The Red Wheelbarrow*
(William Carlos Williams, 1883 – 1963)
so much depends
upon
a red wheel
barrow
glazed with rain
water
beside the white
chickens.
Jim Jarmusch used William Carlos Williams as his muse for the movie Paterson. And if you’re going to see a movie without any action, based on poetry, one would think you would not want to take a rugged retired fireman.
But wait!
Jarmusch would say that’s exactly who would appreciate such a film, just as the main character-Adam Driver-is the bus driver poet, why couldn’t there be the fireman poet? And in fact, didn’t Guy Montag, the main character and fireman in Bradbury’s Fahrenheit 451, have such poetic leanings, ‘her dress was white and it whispered’?
Perhaps a firemen would alter WCW’s poem to:
The Red Firetruck
(ghost written by Roxanne Baker 1963-)
so much depends
on a red
fire truck
blackened by smokey
soot
beside the white
two story.
Paterson was an ode to the poet in us all, and in this movie, everyone is a poet: a laundry mat rapper, a 10 year old girl, a Japanese tourist. The film could also be seen as an ode to director Chantal Ackerman, specifically her film Jeanne Dielman, an epic film where the housewife goes through everyday routines repeatedly.

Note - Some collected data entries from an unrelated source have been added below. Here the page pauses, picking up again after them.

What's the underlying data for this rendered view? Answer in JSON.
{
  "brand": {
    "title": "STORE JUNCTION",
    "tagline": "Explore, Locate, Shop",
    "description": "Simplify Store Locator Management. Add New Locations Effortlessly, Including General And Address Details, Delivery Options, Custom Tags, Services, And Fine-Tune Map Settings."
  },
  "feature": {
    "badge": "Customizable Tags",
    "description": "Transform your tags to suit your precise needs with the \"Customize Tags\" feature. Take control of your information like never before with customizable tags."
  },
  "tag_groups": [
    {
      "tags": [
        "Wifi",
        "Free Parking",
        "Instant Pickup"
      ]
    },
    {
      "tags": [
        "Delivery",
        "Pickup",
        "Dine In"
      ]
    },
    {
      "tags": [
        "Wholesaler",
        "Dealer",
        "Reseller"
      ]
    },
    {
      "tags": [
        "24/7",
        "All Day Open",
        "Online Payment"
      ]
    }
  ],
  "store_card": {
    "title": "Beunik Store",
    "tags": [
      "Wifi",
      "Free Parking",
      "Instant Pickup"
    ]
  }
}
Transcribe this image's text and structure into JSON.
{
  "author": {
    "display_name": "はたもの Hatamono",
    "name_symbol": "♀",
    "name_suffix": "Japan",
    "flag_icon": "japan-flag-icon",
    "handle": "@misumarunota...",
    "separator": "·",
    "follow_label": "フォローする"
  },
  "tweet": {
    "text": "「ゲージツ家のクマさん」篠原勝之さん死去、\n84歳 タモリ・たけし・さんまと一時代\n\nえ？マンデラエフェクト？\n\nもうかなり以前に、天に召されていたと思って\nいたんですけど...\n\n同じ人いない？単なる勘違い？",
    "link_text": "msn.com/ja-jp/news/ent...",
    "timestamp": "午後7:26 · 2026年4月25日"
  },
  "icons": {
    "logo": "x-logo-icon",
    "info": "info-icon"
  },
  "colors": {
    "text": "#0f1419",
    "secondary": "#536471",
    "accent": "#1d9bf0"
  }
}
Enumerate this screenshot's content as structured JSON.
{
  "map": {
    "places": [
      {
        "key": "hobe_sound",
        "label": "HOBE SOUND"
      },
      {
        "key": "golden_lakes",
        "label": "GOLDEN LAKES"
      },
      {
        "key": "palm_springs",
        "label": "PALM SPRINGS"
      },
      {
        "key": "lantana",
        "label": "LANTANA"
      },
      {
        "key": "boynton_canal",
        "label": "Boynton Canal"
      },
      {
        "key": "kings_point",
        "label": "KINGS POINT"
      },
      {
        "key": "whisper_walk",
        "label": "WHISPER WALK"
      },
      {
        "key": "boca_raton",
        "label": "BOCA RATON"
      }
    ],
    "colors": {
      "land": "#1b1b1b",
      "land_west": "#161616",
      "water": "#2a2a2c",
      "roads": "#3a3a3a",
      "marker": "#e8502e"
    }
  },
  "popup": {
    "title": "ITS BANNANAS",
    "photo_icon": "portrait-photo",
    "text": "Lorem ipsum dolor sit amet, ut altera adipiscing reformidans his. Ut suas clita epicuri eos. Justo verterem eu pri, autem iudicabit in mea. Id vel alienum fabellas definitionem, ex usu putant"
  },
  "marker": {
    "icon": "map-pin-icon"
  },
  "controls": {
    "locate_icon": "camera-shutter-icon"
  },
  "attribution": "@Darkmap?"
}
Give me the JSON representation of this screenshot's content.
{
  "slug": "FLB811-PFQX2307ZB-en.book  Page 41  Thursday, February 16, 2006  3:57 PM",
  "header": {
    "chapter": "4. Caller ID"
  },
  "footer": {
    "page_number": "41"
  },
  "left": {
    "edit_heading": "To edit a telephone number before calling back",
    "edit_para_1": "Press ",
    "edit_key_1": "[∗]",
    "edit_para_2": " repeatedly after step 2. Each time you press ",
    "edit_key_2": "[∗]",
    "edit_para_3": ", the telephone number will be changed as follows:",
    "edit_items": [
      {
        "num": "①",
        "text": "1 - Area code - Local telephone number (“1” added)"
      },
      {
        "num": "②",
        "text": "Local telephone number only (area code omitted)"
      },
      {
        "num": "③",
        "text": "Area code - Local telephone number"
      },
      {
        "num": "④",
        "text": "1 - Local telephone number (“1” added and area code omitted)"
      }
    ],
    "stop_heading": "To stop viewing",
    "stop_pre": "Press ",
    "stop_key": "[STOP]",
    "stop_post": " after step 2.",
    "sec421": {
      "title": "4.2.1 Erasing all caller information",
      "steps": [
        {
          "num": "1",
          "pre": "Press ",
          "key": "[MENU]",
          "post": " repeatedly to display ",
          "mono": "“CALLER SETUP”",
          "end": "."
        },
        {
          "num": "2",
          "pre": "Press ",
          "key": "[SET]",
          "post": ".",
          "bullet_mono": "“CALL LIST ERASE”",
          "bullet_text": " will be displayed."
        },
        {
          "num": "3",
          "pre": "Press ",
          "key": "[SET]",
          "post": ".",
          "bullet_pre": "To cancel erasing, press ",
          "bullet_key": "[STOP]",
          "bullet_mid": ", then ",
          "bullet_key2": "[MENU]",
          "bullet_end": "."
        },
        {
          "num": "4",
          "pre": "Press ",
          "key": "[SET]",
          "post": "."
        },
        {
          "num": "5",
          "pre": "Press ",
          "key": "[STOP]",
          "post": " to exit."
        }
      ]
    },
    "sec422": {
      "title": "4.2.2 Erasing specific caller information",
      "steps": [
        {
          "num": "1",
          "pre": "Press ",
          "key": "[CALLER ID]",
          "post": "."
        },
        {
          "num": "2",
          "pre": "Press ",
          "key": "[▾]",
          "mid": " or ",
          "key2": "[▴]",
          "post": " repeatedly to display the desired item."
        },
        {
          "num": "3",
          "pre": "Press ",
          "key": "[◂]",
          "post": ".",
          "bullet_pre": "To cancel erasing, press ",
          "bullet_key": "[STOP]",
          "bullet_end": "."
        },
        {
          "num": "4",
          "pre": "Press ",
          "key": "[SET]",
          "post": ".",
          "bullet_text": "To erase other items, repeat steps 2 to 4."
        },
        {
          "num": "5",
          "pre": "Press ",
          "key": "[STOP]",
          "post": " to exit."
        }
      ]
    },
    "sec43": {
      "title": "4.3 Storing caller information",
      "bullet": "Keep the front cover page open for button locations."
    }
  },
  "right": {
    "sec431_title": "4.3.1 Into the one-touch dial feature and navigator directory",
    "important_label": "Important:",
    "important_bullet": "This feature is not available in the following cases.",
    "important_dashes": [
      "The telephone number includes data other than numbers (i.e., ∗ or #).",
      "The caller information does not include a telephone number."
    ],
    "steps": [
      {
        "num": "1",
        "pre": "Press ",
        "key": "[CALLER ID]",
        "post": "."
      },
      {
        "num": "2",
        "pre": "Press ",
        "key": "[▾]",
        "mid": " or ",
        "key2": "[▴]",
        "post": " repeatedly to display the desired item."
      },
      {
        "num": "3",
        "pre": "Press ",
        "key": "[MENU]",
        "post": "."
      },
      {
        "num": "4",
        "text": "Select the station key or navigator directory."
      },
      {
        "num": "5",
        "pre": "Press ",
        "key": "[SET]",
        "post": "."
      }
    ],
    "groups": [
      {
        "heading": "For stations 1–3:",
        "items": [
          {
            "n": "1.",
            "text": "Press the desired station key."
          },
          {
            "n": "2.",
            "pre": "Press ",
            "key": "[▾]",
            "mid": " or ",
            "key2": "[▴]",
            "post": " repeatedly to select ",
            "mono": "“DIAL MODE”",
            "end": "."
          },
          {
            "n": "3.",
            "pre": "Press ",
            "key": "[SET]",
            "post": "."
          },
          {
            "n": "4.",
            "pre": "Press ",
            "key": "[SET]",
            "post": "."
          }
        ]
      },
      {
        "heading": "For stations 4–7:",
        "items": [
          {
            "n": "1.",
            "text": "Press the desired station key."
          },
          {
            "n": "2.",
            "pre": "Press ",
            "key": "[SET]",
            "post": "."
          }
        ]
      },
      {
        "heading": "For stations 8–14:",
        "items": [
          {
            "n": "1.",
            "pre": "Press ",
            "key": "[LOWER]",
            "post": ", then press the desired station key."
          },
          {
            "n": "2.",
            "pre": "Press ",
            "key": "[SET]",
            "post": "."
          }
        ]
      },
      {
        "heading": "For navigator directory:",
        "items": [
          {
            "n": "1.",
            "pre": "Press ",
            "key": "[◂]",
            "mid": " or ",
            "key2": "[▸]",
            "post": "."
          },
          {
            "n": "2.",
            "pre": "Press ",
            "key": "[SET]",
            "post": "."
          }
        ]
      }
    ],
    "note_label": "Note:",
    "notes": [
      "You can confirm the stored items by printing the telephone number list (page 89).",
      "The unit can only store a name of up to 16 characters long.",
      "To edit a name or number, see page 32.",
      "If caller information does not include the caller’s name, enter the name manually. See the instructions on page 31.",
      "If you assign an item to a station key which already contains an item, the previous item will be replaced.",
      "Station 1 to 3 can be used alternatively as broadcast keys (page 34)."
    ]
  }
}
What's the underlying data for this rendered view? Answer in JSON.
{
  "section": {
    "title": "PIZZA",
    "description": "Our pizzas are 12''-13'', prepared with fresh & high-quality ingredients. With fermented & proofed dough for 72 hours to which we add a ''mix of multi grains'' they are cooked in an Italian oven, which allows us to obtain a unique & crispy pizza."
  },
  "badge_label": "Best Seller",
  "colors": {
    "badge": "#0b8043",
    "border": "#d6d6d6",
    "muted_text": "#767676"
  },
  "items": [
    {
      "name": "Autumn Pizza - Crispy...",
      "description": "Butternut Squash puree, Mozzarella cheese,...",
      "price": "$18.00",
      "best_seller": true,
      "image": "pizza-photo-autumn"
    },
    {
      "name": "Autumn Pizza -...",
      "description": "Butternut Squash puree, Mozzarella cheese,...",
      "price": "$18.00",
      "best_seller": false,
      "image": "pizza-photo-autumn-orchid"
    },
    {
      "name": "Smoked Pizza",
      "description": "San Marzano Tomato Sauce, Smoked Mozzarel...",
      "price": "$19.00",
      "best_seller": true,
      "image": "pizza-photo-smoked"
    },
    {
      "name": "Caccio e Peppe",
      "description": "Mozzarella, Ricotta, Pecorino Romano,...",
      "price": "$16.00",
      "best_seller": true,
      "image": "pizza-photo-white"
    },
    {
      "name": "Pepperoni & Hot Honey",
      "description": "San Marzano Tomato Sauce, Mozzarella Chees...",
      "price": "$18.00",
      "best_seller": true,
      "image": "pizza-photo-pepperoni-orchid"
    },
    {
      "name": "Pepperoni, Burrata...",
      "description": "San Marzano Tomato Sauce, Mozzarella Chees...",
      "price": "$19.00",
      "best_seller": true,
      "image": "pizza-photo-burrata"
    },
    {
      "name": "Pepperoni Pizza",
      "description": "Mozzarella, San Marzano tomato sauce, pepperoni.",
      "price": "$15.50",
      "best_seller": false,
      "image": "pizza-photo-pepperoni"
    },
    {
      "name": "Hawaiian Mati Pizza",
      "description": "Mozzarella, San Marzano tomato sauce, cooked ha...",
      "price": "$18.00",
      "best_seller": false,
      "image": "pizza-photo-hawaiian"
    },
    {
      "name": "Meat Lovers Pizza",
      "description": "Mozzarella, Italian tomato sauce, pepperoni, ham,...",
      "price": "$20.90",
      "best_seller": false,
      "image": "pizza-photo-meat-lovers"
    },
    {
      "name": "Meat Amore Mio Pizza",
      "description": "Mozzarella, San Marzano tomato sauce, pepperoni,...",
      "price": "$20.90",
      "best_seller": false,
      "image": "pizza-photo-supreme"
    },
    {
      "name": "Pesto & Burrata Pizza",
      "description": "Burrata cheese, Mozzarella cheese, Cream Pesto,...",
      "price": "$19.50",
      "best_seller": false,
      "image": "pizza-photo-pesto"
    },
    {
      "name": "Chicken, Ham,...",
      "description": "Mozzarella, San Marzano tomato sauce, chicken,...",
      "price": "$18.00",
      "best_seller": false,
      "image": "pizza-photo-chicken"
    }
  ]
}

The habits of Adam Driver and his girlfriend made me miss the predictability of coupledom and paradoxically, made me glad I have the freedom as a single gal to do whatever the heck I want. The fact that Jim Jarmusch can evoke opposing emotions is a feat unto itself.
His eye for art is also appealing, and in this film black and white patterns fill the home courtesy of actress Golshifteh Farahani, the unemployed, but dream filled love interest. Their pug, in his gloriously bored expressions, mirror the mundane life most of us live. The most fun aspects of our lives are the tiny surprises that interrupt the predictability of the rest of our lives. For instance, when you meet someone on a bridge walk and end up going to a movie.
Thought provoking messages about yin and yang, and the idea that the world eventually gives us what we need, also supplied and required reflection. The shadow within every person was found in a talented poet beaten down by the drudgery, the shadow in every relationship in an unrequited love affair, or the shadow in many life moments as two guys on Paterson’s bus share similar stories of the promise of a dating opps, only to let them slip away. The world giving us what we need was seen in a bar incident on the verge of violence and a gift of an empty notebook.
Paterson doesn’t hold it’s power in action, but in its ability to make you ponder. The film’s equally enjoyable for poetry fans and for the dreamer in us all.